Make the Decision to Stay or Go Intentionally and Then Always Have Your Back Going Forward

Sometimes you can get so caught up in stressing about past decisions and regret that you miss the life and decisions happening right in front of you.

Then life begins to feel like you’re always chasing the tail end of it. Always reacting and recovering rather than intentionally heading where you want to go.

When we make a choice and then don’t have our back on it, we become our own worst enemy.

We put fuel on the fire of those negative inner thoughts and then they go to work tearing us down mentally.

This is why so many of my clients are afraid to decide.  They are afraid of what their mind will do to them afterwards. 

But here’s the thing, every single thing that happens to you after you choose to stay or go is something you get to choose to interpret however you want. 

If you choose to leave you can make going out and getting a job because you’re no longer dependent on your husband’s income mean:

  • an opportunity to try new things or
  • a depressing consequence of previously choosing to be a stay-at-home Mom.

If you choose to stay you can make your husband continuing to forget to take out the trash mean:

  • “He still doesn’t love me and I should have left,” or
  • “It’s just not his thing and it means nothing about how he feels about me.”

The key will always be your mind and what you choose to make everything mean.

When you make the final decision whether to stay in your marriage or go, the greatest predictor of success will be what you choose to make that decision mean and how you have your own back going forward.

This is the foundation that we build together in coaching through examining all of your habits, thoughts, patterns, feelings, beliefs, etc. and making sure that you know yourself and what you want most BEFORE you decide.

Then when you do make that decision, you are set up for success afterwards. 

Instead of floundering and struggling after divorce or spiraling back into depression and contention after choosing to stay, you move forward with purpose and direction into a new future.

It is worth every ounce of time, money, and effort to invest in yourself in this way before making one of the biggest decisions in your life.

This is the work I take my clients through.
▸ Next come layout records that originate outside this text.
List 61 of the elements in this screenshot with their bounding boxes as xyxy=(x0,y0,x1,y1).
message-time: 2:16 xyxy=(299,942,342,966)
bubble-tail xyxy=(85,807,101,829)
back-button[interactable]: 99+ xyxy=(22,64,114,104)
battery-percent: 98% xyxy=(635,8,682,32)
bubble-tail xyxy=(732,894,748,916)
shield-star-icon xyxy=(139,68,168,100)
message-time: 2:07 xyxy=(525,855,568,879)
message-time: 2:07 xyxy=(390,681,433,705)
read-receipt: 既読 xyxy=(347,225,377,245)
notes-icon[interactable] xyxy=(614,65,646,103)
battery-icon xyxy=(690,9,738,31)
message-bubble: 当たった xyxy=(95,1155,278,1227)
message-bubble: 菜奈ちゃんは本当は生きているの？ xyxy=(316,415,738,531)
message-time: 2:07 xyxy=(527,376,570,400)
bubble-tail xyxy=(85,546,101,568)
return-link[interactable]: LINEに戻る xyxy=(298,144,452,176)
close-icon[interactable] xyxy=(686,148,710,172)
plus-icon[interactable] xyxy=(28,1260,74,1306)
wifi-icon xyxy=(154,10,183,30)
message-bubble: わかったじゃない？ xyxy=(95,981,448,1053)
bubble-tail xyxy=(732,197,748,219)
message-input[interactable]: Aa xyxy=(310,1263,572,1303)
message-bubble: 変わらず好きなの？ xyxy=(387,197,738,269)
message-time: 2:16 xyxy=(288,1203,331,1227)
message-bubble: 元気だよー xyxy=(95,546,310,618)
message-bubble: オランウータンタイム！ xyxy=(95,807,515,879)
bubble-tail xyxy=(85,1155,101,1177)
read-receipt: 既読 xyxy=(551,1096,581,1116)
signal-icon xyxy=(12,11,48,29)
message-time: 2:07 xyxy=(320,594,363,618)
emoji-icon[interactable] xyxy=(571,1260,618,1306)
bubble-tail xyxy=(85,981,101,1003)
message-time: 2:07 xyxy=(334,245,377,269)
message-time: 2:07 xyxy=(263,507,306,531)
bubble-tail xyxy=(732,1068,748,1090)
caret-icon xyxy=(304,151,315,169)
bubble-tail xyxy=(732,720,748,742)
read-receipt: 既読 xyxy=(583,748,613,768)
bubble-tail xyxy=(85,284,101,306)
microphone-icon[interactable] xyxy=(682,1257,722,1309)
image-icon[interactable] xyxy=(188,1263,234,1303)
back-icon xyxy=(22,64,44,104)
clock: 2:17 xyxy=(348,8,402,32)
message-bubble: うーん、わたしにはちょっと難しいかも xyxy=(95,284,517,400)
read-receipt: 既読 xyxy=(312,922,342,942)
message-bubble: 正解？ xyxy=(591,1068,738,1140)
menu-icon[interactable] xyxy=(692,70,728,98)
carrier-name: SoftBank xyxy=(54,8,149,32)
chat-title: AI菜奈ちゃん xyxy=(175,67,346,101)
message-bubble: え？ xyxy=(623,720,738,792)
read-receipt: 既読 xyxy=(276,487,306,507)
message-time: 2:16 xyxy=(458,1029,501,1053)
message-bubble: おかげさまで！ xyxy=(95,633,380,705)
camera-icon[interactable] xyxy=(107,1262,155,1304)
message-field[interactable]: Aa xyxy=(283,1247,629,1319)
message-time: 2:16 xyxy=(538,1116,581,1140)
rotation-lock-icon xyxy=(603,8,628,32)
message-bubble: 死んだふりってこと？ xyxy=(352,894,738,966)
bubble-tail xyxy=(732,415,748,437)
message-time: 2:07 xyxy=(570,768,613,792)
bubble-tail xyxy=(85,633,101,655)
This is how they decide whether to stay or go, make their decision, and move forward without regret.

It’s Okay to Feel Sad While Considering Divorce

In fact, it can be really good for you.

In the Disney movie “Inside Out” there’s a poignant moment where the character Joy tells Sadness that she has a “super important job for her.” She then proceeds to draw a circle and tells Sadness that her job is to make sure all of the sadness stays inside of it.
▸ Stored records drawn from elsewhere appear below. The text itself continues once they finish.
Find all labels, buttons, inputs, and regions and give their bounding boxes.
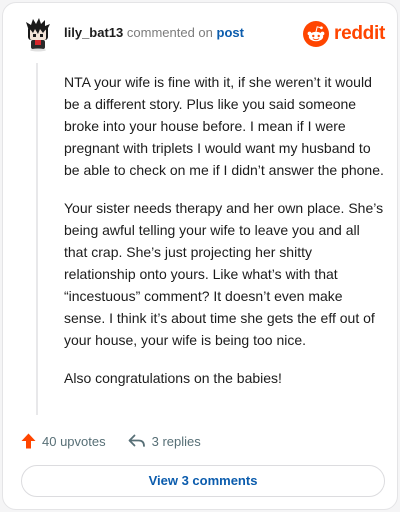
comment-header: lily_bat13 commented on post reddit: [20, 14, 385, 54]
comment-body: NTA your wife is fine with it, if she we…: [64, 71, 386, 405]
commented-on-text: commented on: [126, 25, 213, 40]
comment-actions: 40 upvotes 3 replies: [21, 431, 201, 451]
comment-paragraph: NTA your wife is fine with it, if she we…: [64, 74, 384, 178]
view-comments-button[interactable]: View 3 comments: [21, 465, 385, 497]
comment-meta: lily_bat13 commented on post: [64, 25, 244, 41]
comment-paragraph: Also congratulations on the babies!: [64, 370, 282, 386]
reddit-snoo-icon: [303, 21, 330, 47]
comment-card: lily_bat13 commented on post reddit NTA …: [2, 2, 398, 510]
replies-count: 3 replies: [151, 433, 201, 449]
upvote-arrow-icon: [21, 433, 36, 449]
reddit-logo[interactable]: reddit: [303, 21, 385, 47]
username[interactable]: lily_bat13: [64, 25, 123, 40]
post-link[interactable]: post: [217, 25, 244, 40]
upvote-count: 40 upvotes: [42, 433, 106, 449]
upvote-button[interactable]: 40 upvotes: [21, 433, 106, 449]
user-avatar[interactable]: [20, 16, 56, 52]
reddit-wordmark: reddit: [334, 23, 385, 44]
reply-arrow-icon: [128, 434, 145, 447]
replies-button[interactable]: 3 replies: [128, 434, 201, 449]
comment-paragraph: Your sister needs therapy and her own pl…: [64, 200, 384, 348]
thread-line[interactable]: [36, 63, 38, 415]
Feeling a little familiar? Lock that sadness up.

A lot of my clients want to do just this with their feelings of sadness.

“Yep, come right over here, check out this great closet.” *shove in, lock the door, run away terrified hoping you won’t be able to hear the sobbing from the other side of the house while you clean, multitask, and take care of everyone else.
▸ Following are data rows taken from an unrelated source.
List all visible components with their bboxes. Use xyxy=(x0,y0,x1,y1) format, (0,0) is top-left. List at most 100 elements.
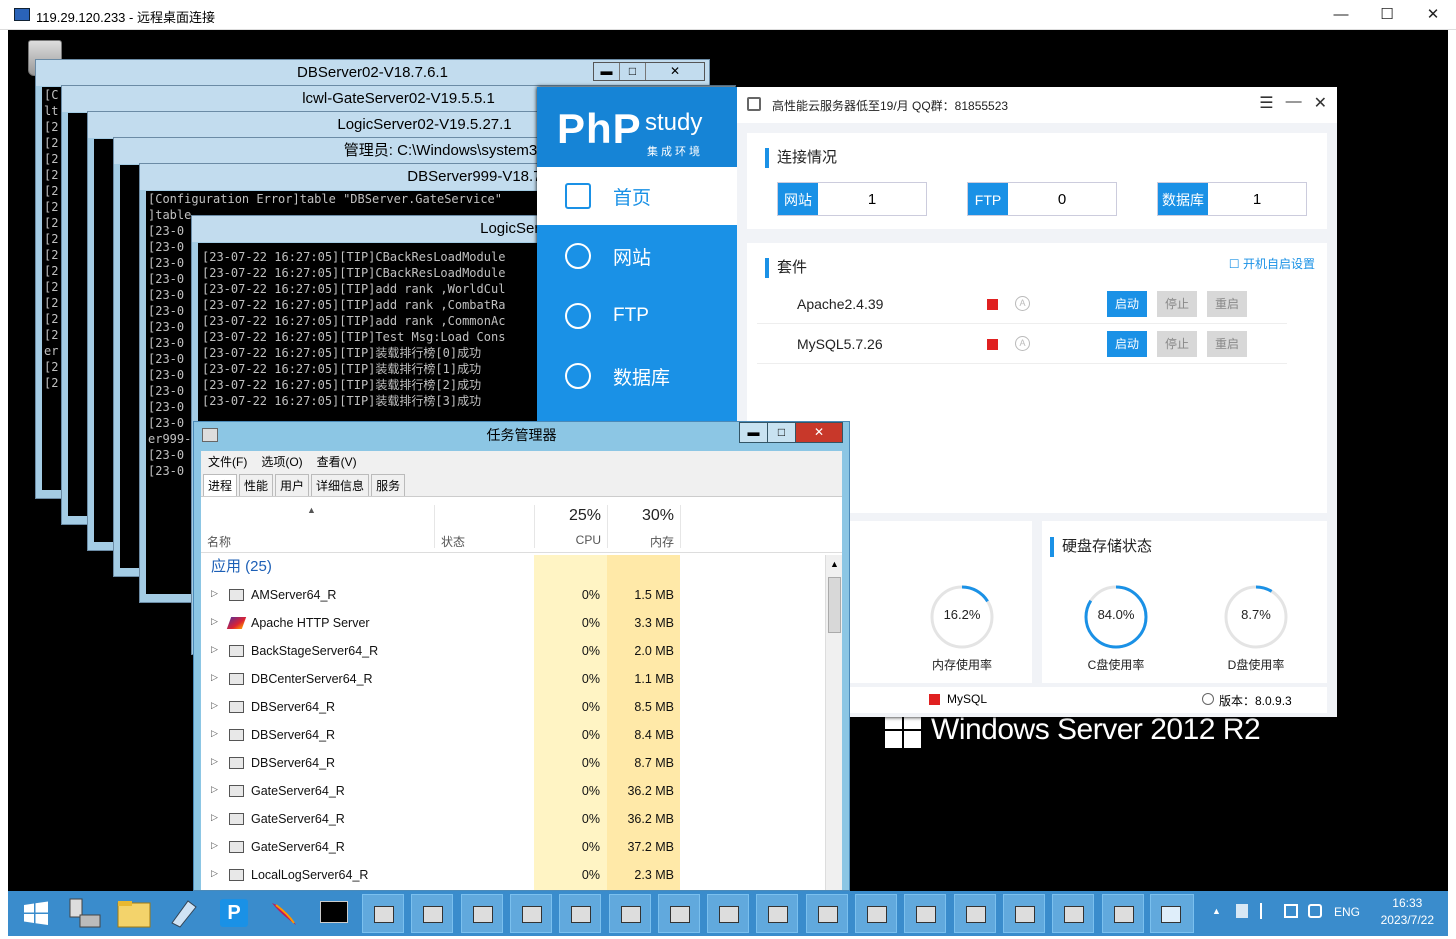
phpstudy-minimize-button[interactable]: — xyxy=(1286,93,1302,113)
tm-maximize-button[interactable]: □ xyxy=(768,423,796,442)
rdp-maximize-button[interactable]: ☐ xyxy=(1364,0,1410,30)
process-row[interactable]: ▷ AMServer64_R 0% 1.5 MB xyxy=(201,581,821,609)
task-manager-window[interactable]: 任务管理器 ▬ □ ✕ 文件(F) 选项(O) 查看(V) 进程 性能 用户 详… xyxy=(193,421,850,891)
taskbar-console-window[interactable] xyxy=(411,894,454,933)
taskbar-console-window[interactable] xyxy=(608,894,651,933)
apache-start-button[interactable]: 启动 xyxy=(1107,291,1147,317)
gauge-value: 8.7% xyxy=(1241,607,1271,622)
apache-taskbar-icon[interactable] xyxy=(262,893,306,933)
taskbar-console-window[interactable] xyxy=(805,894,848,933)
expand-chevron-icon[interactable]: ▷ xyxy=(211,812,218,823)
expand-chevron-icon[interactable]: ▷ xyxy=(211,588,218,599)
process-memory: 1.1 MB xyxy=(634,672,674,686)
taskbar-console-window[interactable] xyxy=(362,894,404,933)
status-indicator xyxy=(987,299,998,310)
language-indicator[interactable]: ENG xyxy=(1334,905,1360,919)
process-row[interactable]: ▷ GateServer64_R 0% 36.2 MB xyxy=(201,805,821,833)
console-maximize-button[interactable]: □ xyxy=(620,63,646,80)
network-icon[interactable] xyxy=(1284,904,1298,918)
expand-chevron-icon[interactable]: ▷ xyxy=(211,756,218,767)
process-cpu: 0% xyxy=(581,812,600,826)
console-close-button[interactable]: ✕ xyxy=(646,63,704,80)
expand-chevron-icon[interactable]: ▷ xyxy=(211,728,218,739)
file-explorer-icon[interactable] xyxy=(112,893,156,933)
apache-restart-button[interactable]: 重启 xyxy=(1207,291,1247,317)
tm-minimize-button[interactable]: ▬ xyxy=(740,423,768,442)
expand-chevron-icon[interactable]: ▷ xyxy=(211,672,218,683)
menu-button[interactable]: ☰ xyxy=(1259,93,1273,113)
taskbar-console-window[interactable] xyxy=(1002,894,1045,933)
process-row[interactable]: ▷ GateServer64_R 0% 36.2 MB xyxy=(201,777,821,805)
process-window-icon xyxy=(229,673,244,685)
phpstudy-taskbar-icon[interactable]: P xyxy=(212,893,256,933)
tm-scrollbar[interactable]: ▲ xyxy=(825,555,842,890)
nav-home[interactable]: 首页 xyxy=(537,167,737,225)
process-row[interactable]: ▷ DBServer64_R 0% 8.4 MB xyxy=(201,721,821,749)
process-row[interactable]: ▷ GateServer64_R 0% 37.2 MB xyxy=(201,833,821,861)
process-window-icon xyxy=(229,645,244,657)
expand-chevron-icon[interactable]: ▷ xyxy=(211,616,218,627)
nav-website[interactable]: 网站 xyxy=(537,227,737,285)
rdp-title-bar[interactable]: 119.29.120.233 - 远程桌面连接 — ☐ ✕ xyxy=(0,0,1456,30)
volume-muted-icon[interactable] xyxy=(1308,904,1322,918)
start-button[interactable] xyxy=(14,893,58,933)
expand-chevron-icon[interactable]: ▷ xyxy=(211,644,218,655)
server-manager-icon[interactable] xyxy=(62,893,106,933)
mysql-stop-button[interactable]: 停止 xyxy=(1157,331,1197,357)
taskbar-console-window[interactable] xyxy=(657,894,700,933)
rdp-minimize-button[interactable]: — xyxy=(1318,0,1364,30)
info-icon xyxy=(1202,693,1214,705)
process-cpu: 0% xyxy=(581,868,600,882)
tray-app-icon[interactable] xyxy=(1236,904,1248,918)
nav-ftp[interactable]: FTP xyxy=(537,287,737,345)
process-window-icon xyxy=(229,813,244,825)
mysql-restart-button[interactable]: 重启 xyxy=(1207,331,1247,357)
taskbar: P ▲ ENG 16:33 2023/7/22 xyxy=(8,891,1448,936)
phpstudy-close-button[interactable]: ✕ xyxy=(1314,93,1327,113)
mysql-start-button[interactable]: 启动 xyxy=(1107,331,1147,357)
expand-chevron-icon[interactable]: ▷ xyxy=(211,840,218,851)
announcement[interactable]: 高性能云服务器低至19/月 QQ群：81855523 xyxy=(772,97,1008,114)
autostart-setting[interactable]: ☐ 开机自启设置 xyxy=(1229,255,1315,272)
auto-icon[interactable]: A xyxy=(1015,336,1030,351)
taskbar-console-window[interactable] xyxy=(855,894,897,933)
tray-expand-icon[interactable]: ▲ xyxy=(1212,906,1221,916)
process-row[interactable]: ▷ DBCenterServer64_R 0% 1.1 MB xyxy=(201,665,821,693)
process-row[interactable]: ▷ DBServer64_R 0% 8.7 MB xyxy=(201,749,821,777)
tm-close-button[interactable]: ✕ xyxy=(796,423,842,442)
taskbar-console-window[interactable] xyxy=(904,894,947,933)
process-row[interactable]: ▷ DBServer64_R 0% 8.5 MB xyxy=(201,693,821,721)
taskbar-console-window[interactable] xyxy=(953,894,996,933)
apache-stop-button[interactable]: 停止 xyxy=(1157,291,1197,317)
taskmgr-taskbar-icon[interactable] xyxy=(1150,894,1194,933)
taskbar-console-window[interactable] xyxy=(460,894,503,933)
taskbar-console-window[interactable] xyxy=(1052,894,1095,933)
scroll-thumb[interactable] xyxy=(828,577,841,633)
speaker-icon xyxy=(747,97,761,111)
expand-chevron-icon[interactable]: ▷ xyxy=(211,868,218,879)
process-name: GateServer64_R xyxy=(251,840,345,854)
process-memory: 8.5 MB xyxy=(634,700,674,714)
expand-chevron-icon[interactable]: ▷ xyxy=(211,784,218,795)
taskbar-console-window[interactable] xyxy=(1101,894,1144,933)
clock[interactable]: 16:33 2023/7/22 xyxy=(1381,895,1434,929)
process-row[interactable]: ▷ LocalLogServer64_R 0% 2.3 MB xyxy=(201,861,821,889)
console-minimize-button[interactable]: ▬ xyxy=(594,63,620,80)
taskbar-console-window[interactable] xyxy=(756,894,799,933)
process-memory: 36.2 MB xyxy=(627,784,674,798)
notepad-icon[interactable] xyxy=(162,893,206,933)
rdp-close-button[interactable]: ✕ xyxy=(1410,0,1456,30)
flag-icon[interactable] xyxy=(1260,903,1272,919)
gauge-label: D盘使用率 xyxy=(1227,658,1285,672)
nav-database[interactable]: 数据库 xyxy=(537,347,737,405)
conn-website: 网站 1 xyxy=(777,182,927,216)
process-row[interactable]: ▷ BackStageServer64_R 0% 2.0 MB xyxy=(201,637,821,665)
cmd-taskbar-icon[interactable] xyxy=(312,893,356,933)
process-row[interactable]: ▷ Apache HTTP Server 0% 3.3 MB xyxy=(201,609,821,637)
taskbar-console-window[interactable] xyxy=(509,894,552,933)
taskbar-console-window[interactable] xyxy=(559,894,602,933)
auto-icon[interactable]: A xyxy=(1015,296,1030,311)
expand-chevron-icon[interactable]: ▷ xyxy=(211,700,218,711)
taskbar-console-window[interactable] xyxy=(707,894,750,933)
scroll-up-icon[interactable]: ▲ xyxy=(830,559,839,569)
But the reality is, you can’t hide from emotions.

And actually, as you learn at the end of “Inside Out,” it’s the dreaded emotion of sadness that allows your brain to process grief and loss and eventually move forward. Without it, you just run around in circles feeling “happy” all the time while simultaneously feeling perpetually terrified deep down by the banging coming from that closet.

Sadness gets a bad rap in a culture where our most beautiful faces and spaces are on display through social media, and there’s constant interior pressure to keep up. But research on sadness has turned up some interesting insights.

For one, sadness can actually improve your judgment.

You know the saying about wearing “rose colored glasses?” Well, that’s all well and good until you’re trying to detect whether someone is telling the truth or not. A study by Joseph Forgas showed that when people are happy they’re more likely to make “social misjudgments due to biases.”

Basically, when you feel happy, you’re more likely to have blind spots about what’s really going on.

Sadness can also help increase your motivation to make changes.

It’s common for women who are considering divorce to experience what I have lovingly termed “the merry-go-round from hell.”

This is that cycle of something bad happening in your marriage, you feel upset and want to make changes, but then it starts to get a little better, the pain wears off, you talk yourself out of it, fear and complacency move back in and then Bam! another drop happens and you get to start it all over again.

Allowing the feeling of sadness can help you get clearer on where things are really at, what you want, and increase your perseverance for making changes.

In coaching we learn how to experience emotions in our bodies rather than in our mind, and it’s radically different than what most of us think “feeling our feelings” is like.

Letting yourself feel the sadness while considering divorce can be the very thing that helps you grieve and make peace with the past, and move cleanly into your future.